Creating an AWS Lambda Function to Generate HLS Streams for Video Uploads to S3

In this blog, we’ll explore how to set up an AWS Lambda function to automatically create HLS streams when a video is uploaded to an S3 bucket. HLS (HTTP Live Streaming) is a popular streaming protocol, and it’s commonly used to deliver adaptive video streams that adjust to viewers’ internet speeds. By using Lambda and FFmpeg, we’ll automate the process of creating HLS streams at multiple resolutions.

AWS Lambda Function to Generate HLS Streams for Video Uploads to S3

Prerequisites

To follow along, you’ll need:

  1. AWS Account with S3 and Lambda permissions.

  2. FFmpeg static binary for your Lambda environment.

  3. Basic familiarity with AWS Lambda and S3.

Let’s dive in!

Step 1: Prepare the FFmpeg Binary

AWS Lambda does not come with FFmpeg pre-installed, so we need to provide it ourselves. Here’s how:

  1. Download FFmpeg static build: Go to FFmpeg’s website and download a static build suitable for your Lambda environment. AWS Lambda typically runs on Amazon Linux 2, so choose the Linux static build.

  2. Make the Binary Executable: Ensure FFmpeg has the correct permissions:

chmod +x ffmpeg
  1. Test Locally: Run ./ffmpeg -version to confirm that it’s working.

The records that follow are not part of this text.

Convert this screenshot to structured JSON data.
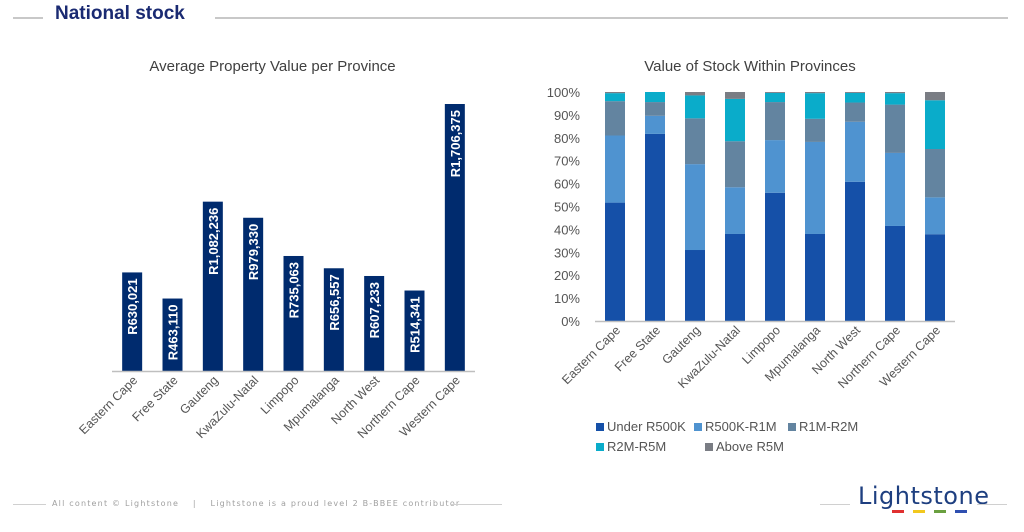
{
  "header": {
    "title": "National stock"
  },
  "footer": {
    "copyright": "All content © Lightstone",
    "separator": "|",
    "bbbee": "Lightstone is a proud level 2 B-BBEE contributor",
    "logo_text": "Lightstone",
    "logo_bar_colors": [
      "#e03030",
      "#f2c81e",
      "#6aa040",
      "#2f4fb0"
    ]
  },
  "chart_data": [
    {
      "type": "bar",
      "title": "Average Property Value per Province",
      "xlabel": "",
      "ylabel": "",
      "categories": [
        "Eastern Cape",
        "Free State",
        "Gauteng",
        "KwaZulu-Natal",
        "Limpopo",
        "Mpumalanga",
        "North West",
        "Northern Cape",
        "Western Cape"
      ],
      "values": [
        630021,
        463110,
        1082236,
        979330,
        735063,
        656557,
        607233,
        514341,
        1706375
      ],
      "data_labels": [
        "R630,021",
        "R463,110",
        "R1,082,236",
        "R979,330",
        "R735,063",
        "R656,557",
        "R607,233",
        "R514,341",
        "R1,706,375"
      ],
      "ylim": [
        0,
        1706375
      ],
      "y_axis_visible": false,
      "grid": false,
      "bar_color": "#002b6e"
    },
    {
      "type": "bar",
      "stacked": true,
      "percent": true,
      "title": "Value of Stock Within Provinces",
      "xlabel": "",
      "ylabel": "",
      "categories": [
        "Eastern Cape",
        "Free State",
        "Gauteng",
        "KwaZulu-Natal",
        "Limpopo",
        "Mpumalanga",
        "North West",
        "Northern Cape",
        "Western Cape"
      ],
      "yticks": [
        "0%",
        "10%",
        "20%",
        "30%",
        "40%",
        "50%",
        "60%",
        "70%",
        "80%",
        "90%",
        "100%"
      ],
      "ylim": [
        0,
        100
      ],
      "grid": false,
      "legend_position": "bottom",
      "series": [
        {
          "name": "Under R500K",
          "color": "#1550a8",
          "values": [
            51.7,
            81.7,
            31.0,
            38.0,
            56.0,
            38.0,
            60.8,
            41.5,
            37.9
          ]
        },
        {
          "name": "R500K-R1M",
          "color": "#4f93d0",
          "values": [
            29.3,
            7.9,
            37.5,
            20.4,
            23.0,
            40.2,
            26.2,
            31.9,
            16.1
          ]
        },
        {
          "name": "R1M-R2M",
          "color": "#6384a0",
          "values": [
            15.0,
            6.0,
            20.0,
            20.1,
            16.6,
            10.1,
            8.4,
            21.1,
            21.1
          ]
        },
        {
          "name": "R2M-R5M",
          "color": "#0aacca",
          "values": [
            3.5,
            4.4,
            10.0,
            18.5,
            4.0,
            11.2,
            4.2,
            5.0,
            21.3
          ]
        },
        {
          "name": "Above R5M",
          "color": "#7a7d84",
          "values": [
            0.5,
            0.0,
            1.5,
            3.0,
            0.4,
            0.5,
            0.4,
            0.5,
            3.6
          ]
        }
      ]
    }
  ]
}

Step 2: Write the Lambda Function Code

Now, let’s write the Lambda function in Python to process video files and generate HLS streams at multiple resolutions.

lambda_function.py

import os
import boto3
import subprocess

# Initialize S3 client
s3_client = boto3.client('s3')

# Path to the FFmpeg binary inside the Lambda environment
FFMPEG_STATIC = "/var/task/ffmpeg"

# Define the target resolutions
RESOLUTIONS = {
    "144p": "scale=-2:144",
    "240p": "scale=-2:240",
    "360p": "scale=-2:360",
    "480p": "scale=-2:480", 
    "720p": "scale=-2:720",
    "1080p": "scale=-2:1080"
}
def lambda_handler(event, context):
    try:
        # 1. Extract bucket name and object key from the event
        bucket = event['Records'][0]['s3']['bucket']['name']
        key = event['Records'][0]['s3']['object']['key']

        # 2. Download the video file from S3 to /tmp/
        local_video_path = f"/tmp/{os.path.basename(key)}"
        print(f"Downloading {key} from bucket {bucket}...")
        s3_client.download_file(bucket, key, local_video_path)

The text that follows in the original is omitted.